Put another way, everyone owns various types of property but you don’t want to invest the same amount of your resource to protect everything you own. You intuitively know which of your belongings you’re comfortable leaving on the front lawn overnight and which you want to make sure are locked up safe and sound at the end of the day.
That thought process is akin to applying a business risk framework - you can drive yourself crazy by treating everything equally, or objectively apply your limited resource in a business oriented way through effective risk “scoping”.
One crucial element in this process is to “show your work” by articulating the criteria and decision process you are using to evaluate risk. This kind of transparency enables others in the organization to evaluate risk on their own while coming to similar answers about the relative risk of assets involved in the business. A repeatable, objective model is essential not only for scaling as the business grows; it also allows you to delegate accountability for risk through many levels of the organization.
Use compliance as a lever to unlock funding for your most important security projects. Nothing gets budget like an ultimatum with the potential for negative consequences.

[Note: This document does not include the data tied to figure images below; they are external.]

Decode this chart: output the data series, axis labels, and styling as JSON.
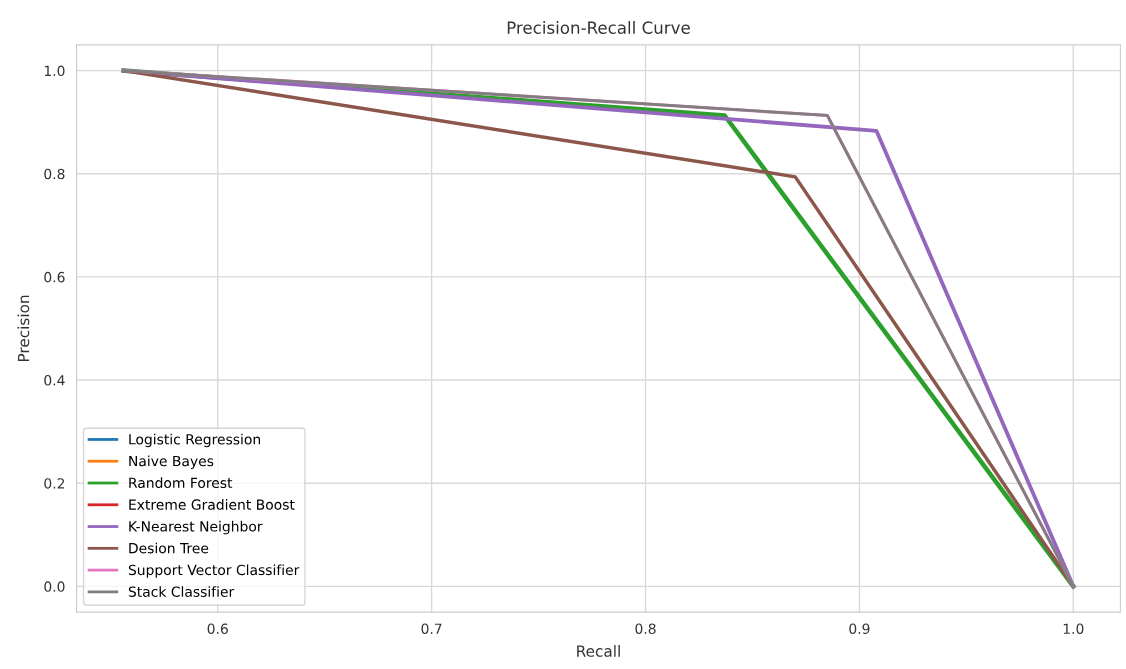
{
  "chart_data": {
    "type": "line",
    "title": "Precision-Recall Curve",
    "xlabel": "Recall",
    "ylabel": "Precision",
    "xlim": [
      0.534,
      1.022
    ],
    "ylim": [
      -0.05,
      1.05
    ],
    "xticks": [
      0.6,
      0.7,
      0.8,
      0.9,
      {
        "value": 1,
        "label": "1.0"
      }
    ],
    "yticks": [
      {
        "value": 0,
        "label": "0.0"
      },
      0.2,
      0.4,
      0.6,
      0.8,
      {
        "value": 1,
        "label": "1.0"
      }
    ],
    "grid": true,
    "legend": "bottom left",
    "marker": "none",
    "line_style": "solid",
    "series": [
      {
        "name": "Logistic Regression",
        "color": "#1f77b4",
        "x": [
          null,
          null,
          null
        ],
        "values": [
          null,
          null,
          null
        ]
      },
      {
        "name": "Naive Bayes",
        "color": "#ff7f0e",
        "x": [
          null,
          null,
          null
        ],
        "values": [
          null,
          null,
          null
        ]
      },
      {
        "name": "Random Forest",
        "color": "#2ca02c",
        "x": [
          0.556,
          0.837,
          1.0
        ],
        "values": [
          1.0,
          0.913,
          0.0
        ]
      },
      {
        "name": "Extreme Gradient Boost",
        "color": "#d62728",
        "x": [
          null,
          null,
          null
        ],
        "values": [
          null,
          null,
          null
        ]
      },
      {
        "name": "K-Nearest Neighbor",
        "color": "#9467bd",
        "x": [
          0.556,
          0.908,
          1.0
        ],
        "values": [
          1.0,
          0.883,
          0.0
        ]
      },
      {
        "name": "Desion Tree",
        "color": "#8c564b",
        "x": [
          0.556,
          0.87,
          1.0
        ],
        "values": [
          1.0,
          0.794,
          0.0
        ]
      },
      {
        "name": "Support Vector Classifier",
        "color": "#e377c2",
        "x": [
          0.556,
          0.885,
          1.0
        ],
        "values": [
          1.0,
          0.913,
          0.0
        ]
      },
      {
        "name": "Stack Classifier",
        "color": "#7f7f7f",
        "x": [
          0.556,
          0.885,
          1.0
        ],
        "values": [
          1.0,
          0.913,
          0.0
        ]
      }
    ]
  }
}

Another important lesson involves “scoping,” in which we strive to create logical boundaries that enable us to manage segments of our infrastructure according to risk. Look at PCI DSS, which was about applying good security practises in the environment to protect credit card data. As guidance from the PCI Council has evolved over the last decade, there has been a deliberate emphasis on scoping in the environment to help reduce the footprint of systems involved in credit card transactions. This scoping process has made it easier to invest for PCI, as fewer systems are involved which enables a less costly and resource-intensive approach to security.
In evaluating scope, risk, and cost this objective approach enables businesses to evaluate whether they would rather pay to resolve an issue or decide if they are happy to pay the fine. In some circumstances, this approach has negative consequences, but in many organizations it has actually improved the situation by making compliance more of a collaborative, business-focused exercise where you have to sit in a war room and discuss risk in a cross-functional way.
Once the business agrees on the top priorities to be funded, as well as the implications of non-compliance, the budget discussion becomes much easier.
In scoping, one area that is often overlooked involves risks associated with a third party. If you have external payment processors, or leverage banks in a model in which a third-party clearing house manages everyone’s data inevitably there will be complex overlaps. Remember that you are still responsible for keeping your customer data safe, even if you outsource processing to another party. Incorporate the third-party into your risk assessment so you aren’t blind sided, and assign control objectives to them so you can govern how they handle your data.
Use compliance to keep the pressure on and drive continuous improvement. Regular compliance audits ensure that you evaluate where you are on a periodic basis, which helps keep the momentum behind improvement activities - establish some kind of forced cadence to get the same effect in your organisation.